Other Spellings of his name include Paymonia, Paimonia, Païmon, Bayemont, and Baymon.

== Possession ==
Sloane MS 3824 and the Liber Officiorum Spirituum describe him as having a "Hoarse Voice", and those works, Weyer, and the Goetia note that he must be commanded to speak, with the Liber Officiorum Spirituum specifying that King Paimon will speak in his native language until commanded to converse in the summoner's own language.

== Powers ==
The Goetia, Weyer, Livre des Esperitz, and the Liber Officiorum Spirituum all describe him as teaching science and answering other questions. The Goetia and Weyer specify that his knowledge includes all arts and "secret things"[sic], such as knowledge regarding the Earth, its waters, and the winds. The Livre des Esperitz and the Liber Officiorum Spirituum broaden this to truthfully answering all questions asked of him, with the former source also claiming that he can reveal hidden treasures and the latter highlighting that he knows all the affairs of the world. The Goetia, Weyer, and the Livre des Esperitz also claim he has the ability to bestow dignities and lordships. The Goetia and Weyer credited him with granting familiars (who are likewise good at teaching). The Liber Officiorum Spirituum uniquely gives him command over fish. Sloane MS 3824 mentions Paimon in "An Experiment to Cause a Thief to Return".

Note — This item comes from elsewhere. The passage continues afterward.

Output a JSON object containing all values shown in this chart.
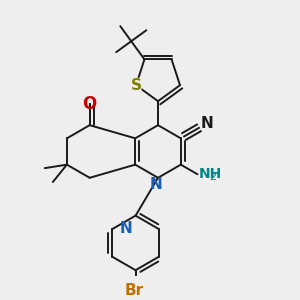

In Abramelin, King Paimo(n)'s powers include knowledge of past and future events, clearing up doubts, making spirits appear, creating visions, acquiring and dismissing servant spirits, reanimating the dead for several years, flight, remaining underwater indefinitely, and general abilities to "make all kinds of things" (and) "all sorts of people and armor appear" at the behest of the magician.

==Legacy==
King Paimon is the primary antagonist in Ari Aster's 2018 film, Hereditary. A version of the Sigil of Paimon can be seen multiple times within the film, along with many other signs indicating his presence.